Students are “psyched” for new Mind Matters CTE Pathway

Illustration courtesy of Natalie Elkin

Illustration courtesy of Natalie Elkin

   Mind Matters, officially Mental and Behavioral Health, is a State of California-designated Career Technical Education Pathway that will be introduced as an elective class available to all grade levels to take in the upcoming 2023-2024 school year. The CTE pathway will include Mind Matters 1, 2 and 3, all of which must be taken consecutively and cover separate ideas of psychology and mental health.

   This CTE Pathway, started and to be taught by AP, IB, and Social Psychology teacher Natalie Elkin, is meant to serve as an opportunity for students to learn about mental health while simultaneously building technical skills throughout Mind Matters 2 and 3 that prepare them for a career in the field.

   “My goal for Mind Matters 1 is to give (students) the tools to live the best possible life they can,” Elkin said.

   Mind Matters 1 will serve as an introductory class to the Pathway, allowing students with no prior knowledge in psychology to learn about mental illnesses, health, and how it affects everyday life. 

   Unlike AP Psychology, which focuses on memorization of a broad range of fields in preparation for the AP Exam, the Mind Matters Pathway is designed to target the mental health field specifically, and do so by offering a much more engaging and hands-on experience for students.

   “There’s a huge component in the standards that involves community, and so we get to examine our own community and find out what our resources are inside and outside of school,” Elkin said. “I want to establish in the class itself a sense of connection and community that we don’t always feel in academic classes.”

   Despite not being a weighted course, Mind Matters will teach primarily college-level material from a college textbook.

   “(Students will) go into college and know a lot already. So (Mind Matters) will prepare them in terms of knowledge, information and background,” Elkin said.
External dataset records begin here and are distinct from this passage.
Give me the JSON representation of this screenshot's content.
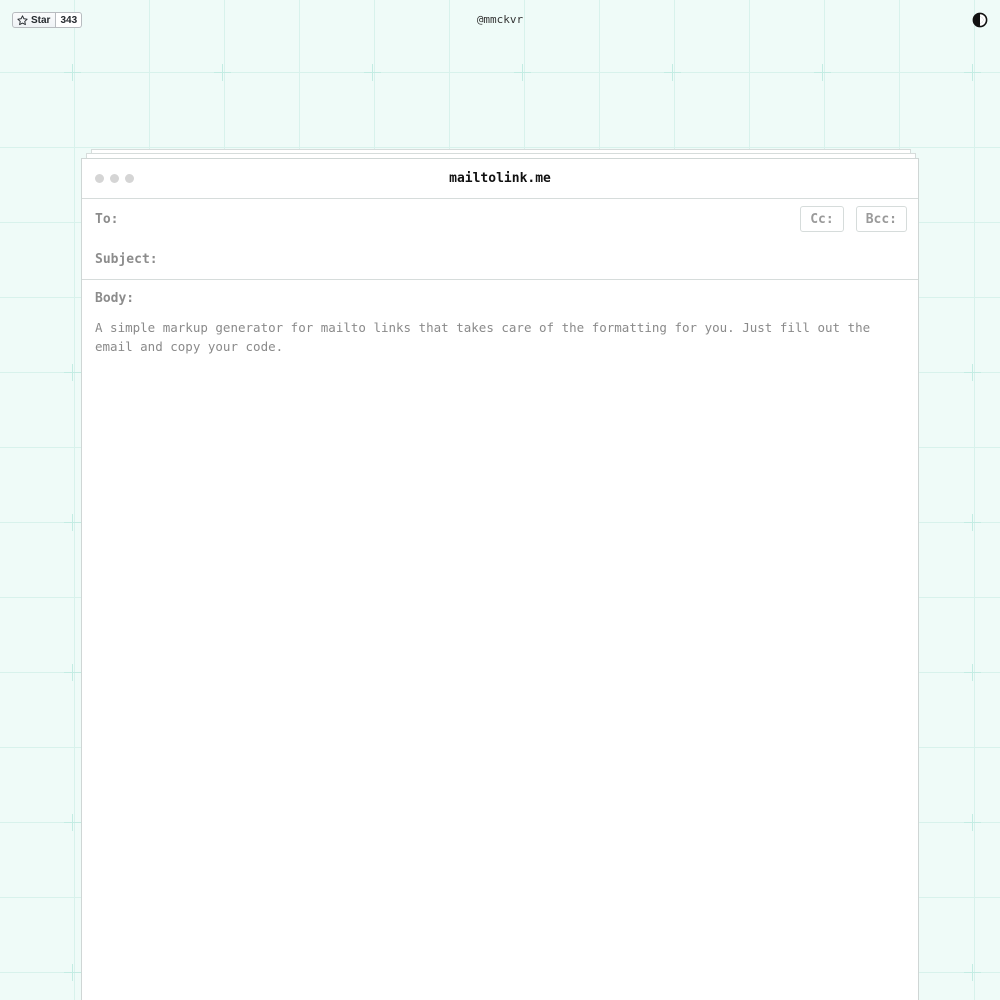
{
  "topbar": {
    "github_star_label": "Star",
    "github_star_count": "343",
    "author_handle": "@mmckvr",
    "theme_toggle_icon": "contrast-icon"
  },
  "window": {
    "title": "mailtolink.me",
    "to_label": "To:",
    "to_value": "",
    "cc_label": "Cc:",
    "bcc_label": "Bcc:",
    "subject_label": "Subject:",
    "subject_value": "",
    "body_label": "Body:",
    "body_placeholder": "A simple markup generator for mailto links that takes care of the formatting for you. Just fill out the email and copy your code."
  },
  "colors": {
    "background": "#effbf8",
    "grid_line": "#d8f2ec",
    "window_border": "#cfd6d5",
    "muted_text": "#8c8c8c"
  }
}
   The primary benefit of taking the Mind Matters CTE Pathway isn’t preparation for college, but rather the preparation for working or interning in the field of psychology.

   “(Students) come out with actual skills that allow them to be successful in that career if they choose to go into it, because otherwise in high school, or even college, (students) don’t necessarily come out with any marketable skills,” Elkin said.

   Students will focus on developing counseling skills, assessing social, emotional and mental states of a person, determining treatment plans, learning to conduct interviews, experimenting, and building leadership skills.

   “(AP) Psych was one of the first classes that I actually felt like I could put into my life and use it to help me understand the world around me, and how to communicate with people. So, I thought that was really important for me in the future,” Tala Al-Joubori, a junior who will be taking Mind Matters 1 in fall 2023, said.

   Al-Jourbori is planning to pursue a research path in psychology in college, and believes Mind Matters 1 will help her continue to build important skills.

    Steve Dolan, CTE Department Head and engineering teacher for Project Lead The Way, emphasizes the importance of using CTE Pathways to test out career interests in high school, where students still have options.

    “Trying something in high school and taking (classes) that emphasizes the career side of your education is definitely going to benefit you,” Dolan said. “We don’t ask students to make a lifelong career decision. You’re just trying something out.”

    The final unit of Mind Matters 3 will involve internship opportunities for students to take during school time at businesses and institutions around the area. Students are able to take Mind Matters 3 more than once to be able to experience multiple internships in different settings.

   For Dolan, the most rewarding part of his job is seeing high school students go out into the adult world and work in a professional setting for internships.

   “(These students) are just so confident when they get to college, and can’t wait to start building skills at the college level,” Dolan said.

    Despite Mind Matters already being an established CTE Pathway by the State of California, the state does not supply teachers with an established curriculum outside of a list of skills and information students must know.

   “There are no established assignments, no established unit lessons, and there are no textbooks out there; I have to put it all together myself,” Elkin said.

    Only 2 out of the over 3,000 other high schools in California teach this Pathway.


   Mind Matters 1 will be available to students of all grade levels in the Fall 2023 semester. The class was not approved in time to be made available on student class selection, so any student interested in taking the class must consult with their counselor to switch in before the start of the next school year.